The Metropolitan Police updated its previous arrest tally of 466, stating that all but one of the 522 arrests occurred at Parliament Square for displaying placards backing Palestine Action. The police also made 10 further arrests on Saturday, including six for assaults on officers, though none were seriously injured.
Home Secretary Yvette Cooper defended the government’s decision to ban Palestine Action, insisting that “UK national security and public safety must always be our top priority”. She added that “the assessments are very clear – this is not a non-violent organisation”. However, critics argue that the ban infringes on freedom of speech and the right to protest.
Critics, including the United Nations and groups like Amnesty International and Greenpeace, have condemned the government’s proscription as legal overreach and a threat to free speech. Areeba Hamid, co-executive director of Greenpeace UK, said on Saturday that “if this was happening in another country, the UK government would be voicing grave concerns about freedom of speech and human rights”. She added that the government had “now sunk low enough to turn the Met into thought police, direct action into terrorism”.

The protests were the latest in a series of rallies denouncing the British government’s ban of Palestine Action. The group took responsibility for a break-in at an air force base in southern England that caused an estimated 7 million pounds ($9.4m) of damage to two aircraft. Palestine Action said its activists were responding to the UK’s indirect military support for Israel amid the war in Gaza.
Huda Ammori, cofounder of Palestine Action, said ahead of Saturday’s protests that they would “go down in our country’s history as a momentous act of collective defiance of an unprecedented attack on our fundamental freedoms”. The force said the average age of those arrested on Saturday was 54, with six teenagers, 97 aged in their 70s, and 15 octogenarians. A roughly equal number of men and women were detained.
Police announced this week that the first three people had been charged in the English and Welsh criminal justice system with supporting Palestine Action following their arrests at a July 5 demonstration. The Met revealed a further 26 case files following other arrests on that day are due to be submitted to prosecutors “imminently” and that more would follow related to later protests.

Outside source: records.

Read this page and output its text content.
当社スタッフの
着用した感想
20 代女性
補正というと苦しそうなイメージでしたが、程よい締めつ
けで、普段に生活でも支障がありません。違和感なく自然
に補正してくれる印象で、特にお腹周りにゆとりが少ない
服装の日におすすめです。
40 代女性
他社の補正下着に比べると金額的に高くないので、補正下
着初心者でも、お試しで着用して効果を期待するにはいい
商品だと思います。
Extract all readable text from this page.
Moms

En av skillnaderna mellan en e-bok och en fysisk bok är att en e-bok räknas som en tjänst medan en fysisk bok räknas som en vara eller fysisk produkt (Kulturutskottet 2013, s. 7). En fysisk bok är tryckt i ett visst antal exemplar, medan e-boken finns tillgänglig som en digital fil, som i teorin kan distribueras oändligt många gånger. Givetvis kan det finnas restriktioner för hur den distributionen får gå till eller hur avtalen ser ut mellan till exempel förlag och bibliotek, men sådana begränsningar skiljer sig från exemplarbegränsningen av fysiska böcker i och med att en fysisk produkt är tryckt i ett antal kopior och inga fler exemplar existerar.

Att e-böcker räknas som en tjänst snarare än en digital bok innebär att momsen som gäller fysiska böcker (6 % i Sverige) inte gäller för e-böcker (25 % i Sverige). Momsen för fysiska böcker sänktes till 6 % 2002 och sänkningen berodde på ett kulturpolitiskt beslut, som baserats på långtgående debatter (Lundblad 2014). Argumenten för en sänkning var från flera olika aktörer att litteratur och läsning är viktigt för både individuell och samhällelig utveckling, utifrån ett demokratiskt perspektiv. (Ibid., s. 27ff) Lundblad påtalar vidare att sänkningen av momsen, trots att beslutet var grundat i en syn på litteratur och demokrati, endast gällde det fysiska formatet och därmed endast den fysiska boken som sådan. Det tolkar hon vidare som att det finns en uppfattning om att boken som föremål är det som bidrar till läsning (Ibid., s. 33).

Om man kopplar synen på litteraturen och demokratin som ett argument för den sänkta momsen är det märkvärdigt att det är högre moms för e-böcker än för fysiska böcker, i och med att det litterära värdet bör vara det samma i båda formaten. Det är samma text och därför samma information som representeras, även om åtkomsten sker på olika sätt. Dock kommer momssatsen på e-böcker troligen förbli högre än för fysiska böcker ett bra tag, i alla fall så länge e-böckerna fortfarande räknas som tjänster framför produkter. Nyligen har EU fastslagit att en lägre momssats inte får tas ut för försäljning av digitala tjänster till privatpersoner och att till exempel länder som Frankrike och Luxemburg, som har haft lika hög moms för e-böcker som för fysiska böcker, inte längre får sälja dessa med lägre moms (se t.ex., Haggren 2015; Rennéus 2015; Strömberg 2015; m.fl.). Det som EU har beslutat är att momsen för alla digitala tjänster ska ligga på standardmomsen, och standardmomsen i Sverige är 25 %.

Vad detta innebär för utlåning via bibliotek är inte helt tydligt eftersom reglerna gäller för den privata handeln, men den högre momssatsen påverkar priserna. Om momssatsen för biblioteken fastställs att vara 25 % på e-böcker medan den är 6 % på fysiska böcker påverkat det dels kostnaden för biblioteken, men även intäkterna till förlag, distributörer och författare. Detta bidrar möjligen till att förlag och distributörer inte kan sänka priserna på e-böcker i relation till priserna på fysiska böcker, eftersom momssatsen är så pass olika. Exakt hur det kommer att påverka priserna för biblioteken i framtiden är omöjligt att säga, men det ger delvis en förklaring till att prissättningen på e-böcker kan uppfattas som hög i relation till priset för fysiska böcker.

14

Meanwhile, demonstrators calling for the release of Israeli captives held in Gaza marched in central London on Sunday. The protesters, who planned to march to Prime Minister Keir Starmer’s residence in Downing Street for a rally, include Noga Guttman, a cousin of 24-year-old captive Evyatar David.
The video showed an emaciated David saying he was digging his own grave inside a tunnel in Gaza. “We are united in one clear and urgent demand: the immediate and unconditional release of all hostages,” Stop the Hate, a coalition of groups organising the march, said in a statement. “Regardless of our diverse political views, this is not a political issue – it is a human one”.